Dari perspektif kondisi sosial, budaya, dan geografis yang beragam, Indonesia merupakan salah satu negara multikultural terbesar di dunia. Dengan begitu, orang-orang yang ada di dalamnya terdiri dari berbagai ras, agama, bahasa, dan budaya. Setiap orang dalam kelompoknya pasti memiliki kebiasaan yang berbeda dengan kelompok lain sesuai dengan ciri khasnya masing-masing. Untuk mencegah keberagaman atau perbedaan dipahami sebagai penyebab kebencian, perlu adanya kesadaran untuk melaksanakan pendidikan multikultural.
Pendidikan multikultural sangat penting bagi masyarakat Indonesia yang majemuk ini, dan juga sangat cocok serta tepat  untuk dilaksanakan. Saya mengutip dari Nieto dalam Moeis dalam (Tukiran, 2014) pada jurnal yang berjudul "Pendidikan Multikultural dan Nasionalisme Indonesia" bahwa pendidikan multikultural dalam kerangka transformasi memiliki ciri-ciri sebagai berikut: (1) Pengetahuan tidak netral atau non-politik. Segala yang terjadi di tingkat institusi menandai proses pembentukan pengetahuan siswa. Sebaliknya guru perlu menyadari sepenuhnya, (2) Mendidik siswa agar dapat melihat berbagai fenomena dalam kehidupan dan berbagai sudut pandang yang terkandung di dalamnya, (3) Pendidikan multikultural sangat penting untuk keberagaman, keterampilan berpikir kritis, refleksi, dan tindakan, (4) Pendidikan multikultural merupakan proses pemberdayaan siswa, termasuk proses bagi guru untuk melakukan tindakan transformative berdasarkan pemahaman yang benar tentang hak dan kewajibannya, (5) Pendidikan multikultural tidak hanya menggantikan satu sudut pandang kebenaran dengan sudut pandang lain, tetapi juga merefleksikan kebenaran ini atas dasar sudut pandang yang bahkan kontradiktif, memungkinkan mereka untuk memahami realitas secara keseluruhan, (6) Pendidikan multikultural memungkinkan siswa untuk mengidealkan nilai-nilai pendidikan, keadilan, kesetaraan, supremasi hukum dan persamaan kesempatan, tetapi juga dapat mendidik siswa untuk menerima kenyataan secara kritis, (7) Pendidikan multikultural dikembangkan berdasarkan cara pandang dan pengalaman siswa, bukan berdasarkan budaya yang sudah mapan.

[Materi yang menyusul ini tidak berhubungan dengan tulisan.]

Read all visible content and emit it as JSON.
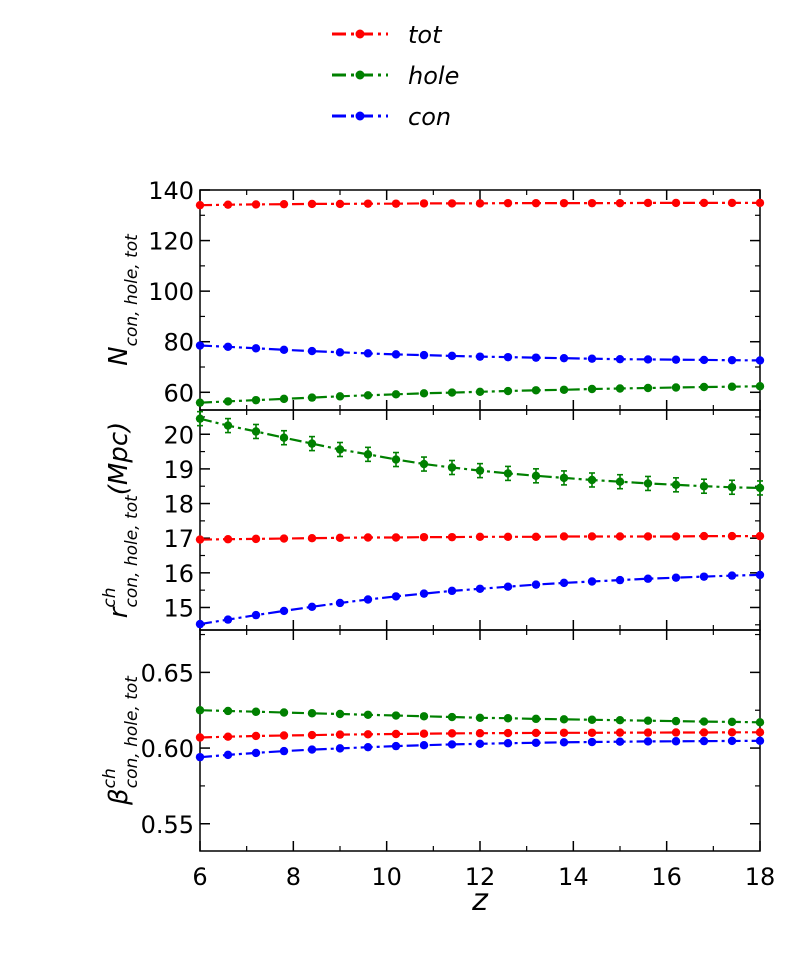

Dalam tulisan ini saya berikan contoh pada perbedaan suku yang membuktikan bahwa pendidikan multikultural benar-benar perlu diajarkan di sekolah. Nah seperti yang disebutkan diatas bahwa Indonesia mempunyai banyak suku, yaitu ada suku jawa, melayu, batak, minang, bugis, ambon, papua, suku dayak, dan suku sunda. Saya yang dilahirkan dalam suku jawa, yang mana ayah berasal dari suku jawa, dan ibu pun berasal dari suku jawa. Dengan bahasa sehari-hari adalah bahasa daerah jambi, tidak jarang juga menggunakan bahasa jawa. Ada jebakan stereotype (positif atau negatif) terhadap etnis yang masih menjalar di Indonesia. Misalnya saja pada suku jawa dianggap orang yang lamban, lemah lembut, halus, suka bergotong royong, pemalu, suka merasa tidak enak, selalu berkata 'iya' saat diminta tolong dan nerimo. Anggapan-anggapan tersebut tidak sepenuhnya sesuai karena tidak bisa disama ratakan khusus untuk suku jawa. Saya sendiri tidak pernah dibeda-bedakan dalam lingkungan sekitar, ya hanya saja jika perilaku yang saya tunjukkan tidak sesuai dengan stereotype yang orang lain cap seperti yang saya sebutkan tadi saya dibilang 'kok beda dengan orang jawa pada umumnya'. Padahal nyatanya tidak semua orang sama dengan stereotype yang berkembang di Indonesia ini. Semua itu kembali pada bagaimana keluarga menurunkan sifat dan watak ke keturunannya, dan juga pendidikan yang didapatkannya pada pendidikan formal maupun non formal.
Dari contoh kecil diatas menjadi bukti bahwa pendidikan multikultural sangat perlu dengan begitu kita tidak menjadikan semua manusia sebagai manusia yang bermodel sama, berkepribadian sama, berintelektual sama, atau bahkan berkepercayaan yang sama pula.